Matière première: des palettes. Première étape: les démonter (pénible...), retirer soigneusement tous les clous, couper et écarter (vers le bois de chauffage) tous les segments percés, fendus, avec de gros noeuds. Puis je passe le tout à la dégauchisseuse/ raboteuse pour obtenir un gros tas de planchettes pas trop moches, d'épaisseur uniforme. Un passage à la toupie, pour leur donner une rainure d'un côté, et une languette de l'autre. En assemblant tout ça, j'obtiens des planches, de solidité et de rigidité douteuse, mais c'est sans importance pour le résultat final.
Je débite les 4 côtés que j'assemble à queues d'aronde. Tracé au portemine 0.9mm + gabarits Veritas. Découpe à la scie japonaise au au ciseau à bois. La qualité du bois impose du doigté... Surprise ce coup-ci avec un unique trait de scie qui a dépassé la marque d'un bon cm (!) comme si le bois avait à cet endroit la solidité d'une plaquette de beurre... Avec l'habitude et l'expérience, j'arrive cependant à des assemblages propres.
Les poignées sont tracées avec un gabarit préparé depuis longtemps à cet usage (déjà beaucoup de boîtes à mon actif...). Un coup de perceuse des 2 côtés, 2 traits de scie sauteuse pour ouvrir, finition à la défonceuse avec une fraise à copier et le gabarit précédemment cité.
Je passe ensuite le bas des côtés à la toupie pour insérer le fond dans une rainure. Les queues d'arondes sont intentionnellement finies à 45° pour que les rainures ne débouchent pas sur les faces extérieures de la boîte. Reste à découper une dernière planche et à la passer à la toupie pour l'insérer dans la boite.
Etape finale: de la colle, des serre-joints, et un passage à la ponceuse quand c'est sec. S'il reste des jours dans les assemblages, je les bouche à la sciure et à la colle.

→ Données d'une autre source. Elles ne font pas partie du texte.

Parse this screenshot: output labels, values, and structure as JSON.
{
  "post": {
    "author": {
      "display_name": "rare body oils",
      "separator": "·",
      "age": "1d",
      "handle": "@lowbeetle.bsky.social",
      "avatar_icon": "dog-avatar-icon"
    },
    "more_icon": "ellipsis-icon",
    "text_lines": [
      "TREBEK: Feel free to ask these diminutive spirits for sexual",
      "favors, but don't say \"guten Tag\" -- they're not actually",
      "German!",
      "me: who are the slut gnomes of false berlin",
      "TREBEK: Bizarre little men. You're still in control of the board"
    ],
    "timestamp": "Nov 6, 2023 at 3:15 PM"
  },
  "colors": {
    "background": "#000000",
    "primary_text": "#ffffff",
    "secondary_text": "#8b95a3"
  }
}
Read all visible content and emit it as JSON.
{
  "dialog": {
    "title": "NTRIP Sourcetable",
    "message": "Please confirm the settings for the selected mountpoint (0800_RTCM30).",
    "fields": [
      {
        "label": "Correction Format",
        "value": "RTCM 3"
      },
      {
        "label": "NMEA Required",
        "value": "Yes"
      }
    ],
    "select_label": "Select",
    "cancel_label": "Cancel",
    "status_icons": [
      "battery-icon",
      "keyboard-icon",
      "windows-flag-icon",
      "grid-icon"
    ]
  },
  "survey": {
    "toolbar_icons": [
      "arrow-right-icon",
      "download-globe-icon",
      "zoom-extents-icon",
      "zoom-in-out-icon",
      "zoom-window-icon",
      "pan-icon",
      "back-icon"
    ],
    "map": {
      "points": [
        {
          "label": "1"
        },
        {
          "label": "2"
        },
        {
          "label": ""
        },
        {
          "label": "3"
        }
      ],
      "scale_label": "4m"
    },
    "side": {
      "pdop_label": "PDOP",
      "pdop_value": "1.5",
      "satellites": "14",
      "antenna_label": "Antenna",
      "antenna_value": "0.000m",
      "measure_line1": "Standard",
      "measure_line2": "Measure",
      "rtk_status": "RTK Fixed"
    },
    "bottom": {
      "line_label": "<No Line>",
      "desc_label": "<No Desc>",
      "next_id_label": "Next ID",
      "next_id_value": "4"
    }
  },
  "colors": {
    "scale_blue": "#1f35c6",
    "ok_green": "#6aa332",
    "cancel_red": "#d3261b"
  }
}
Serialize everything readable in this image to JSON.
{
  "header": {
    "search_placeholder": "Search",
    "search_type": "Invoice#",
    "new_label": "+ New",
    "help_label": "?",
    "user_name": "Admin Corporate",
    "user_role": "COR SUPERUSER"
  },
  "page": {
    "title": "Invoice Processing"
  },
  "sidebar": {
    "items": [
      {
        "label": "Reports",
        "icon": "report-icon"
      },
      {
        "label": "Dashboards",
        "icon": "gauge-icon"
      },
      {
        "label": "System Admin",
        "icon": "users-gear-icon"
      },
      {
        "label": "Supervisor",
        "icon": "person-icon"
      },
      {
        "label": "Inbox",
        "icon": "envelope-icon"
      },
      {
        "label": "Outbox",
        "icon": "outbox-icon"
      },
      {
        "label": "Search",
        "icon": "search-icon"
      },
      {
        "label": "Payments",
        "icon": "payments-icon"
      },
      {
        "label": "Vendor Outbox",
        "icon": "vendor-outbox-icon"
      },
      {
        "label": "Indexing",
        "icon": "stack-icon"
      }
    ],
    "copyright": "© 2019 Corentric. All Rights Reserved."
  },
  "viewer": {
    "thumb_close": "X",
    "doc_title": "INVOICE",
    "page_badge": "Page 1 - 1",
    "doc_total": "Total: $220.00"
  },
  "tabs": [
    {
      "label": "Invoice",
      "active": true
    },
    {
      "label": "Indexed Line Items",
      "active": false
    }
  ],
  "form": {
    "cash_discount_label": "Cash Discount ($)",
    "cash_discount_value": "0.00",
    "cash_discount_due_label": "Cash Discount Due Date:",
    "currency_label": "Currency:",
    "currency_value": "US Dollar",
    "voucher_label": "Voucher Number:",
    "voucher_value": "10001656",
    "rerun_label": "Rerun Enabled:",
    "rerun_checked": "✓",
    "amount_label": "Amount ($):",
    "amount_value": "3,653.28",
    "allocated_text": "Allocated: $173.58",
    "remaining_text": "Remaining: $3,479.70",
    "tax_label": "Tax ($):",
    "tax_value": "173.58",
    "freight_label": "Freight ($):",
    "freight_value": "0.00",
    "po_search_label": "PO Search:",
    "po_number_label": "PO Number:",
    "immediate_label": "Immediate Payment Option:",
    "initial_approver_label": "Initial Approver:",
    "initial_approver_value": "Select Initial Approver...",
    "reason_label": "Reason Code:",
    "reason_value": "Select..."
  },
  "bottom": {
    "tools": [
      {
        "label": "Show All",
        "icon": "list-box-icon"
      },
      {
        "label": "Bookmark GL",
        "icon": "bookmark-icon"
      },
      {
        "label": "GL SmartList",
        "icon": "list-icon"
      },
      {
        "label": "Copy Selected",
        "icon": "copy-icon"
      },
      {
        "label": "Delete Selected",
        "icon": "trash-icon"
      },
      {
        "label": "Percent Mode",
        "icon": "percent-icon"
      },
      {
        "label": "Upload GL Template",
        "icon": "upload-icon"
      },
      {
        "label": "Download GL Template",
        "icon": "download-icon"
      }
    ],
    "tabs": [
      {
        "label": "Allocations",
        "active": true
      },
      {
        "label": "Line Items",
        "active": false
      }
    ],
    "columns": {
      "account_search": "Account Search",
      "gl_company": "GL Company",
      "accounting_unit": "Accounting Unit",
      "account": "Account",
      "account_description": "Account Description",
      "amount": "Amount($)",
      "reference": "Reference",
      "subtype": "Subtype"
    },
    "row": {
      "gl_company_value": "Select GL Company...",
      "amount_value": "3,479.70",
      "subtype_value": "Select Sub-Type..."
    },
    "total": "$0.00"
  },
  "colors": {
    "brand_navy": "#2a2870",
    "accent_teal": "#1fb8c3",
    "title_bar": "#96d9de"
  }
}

La qualité du bois fait objectivement peur quand on est au stade des planches initiales, à manipuler avec précaution quand elles font 500 mm de large. Mais les assemblages rigidifient très efficacement l'ensemble, et le résultat final est objectivement très solide (tant qu'on ne s'en sert pas de marche-pied...)
Dimensions de la boîte présentée: 220 x 220 x 390 mm. Epaisseur 12mm, fonction de ce qui est sorti de la phase de rabotage à partir des planches disparates ramenées à une épaisseur unique. Je suis souvent plus proche de 15mm.

Discussions
Bonjour, j'ai oublié de publier ce que j'avais écrit .
J'aime bien ton récit .
C'est beaucoup de travail avec de la récupération de bois de palette ; mais au final c'est du travail bien fait et propre .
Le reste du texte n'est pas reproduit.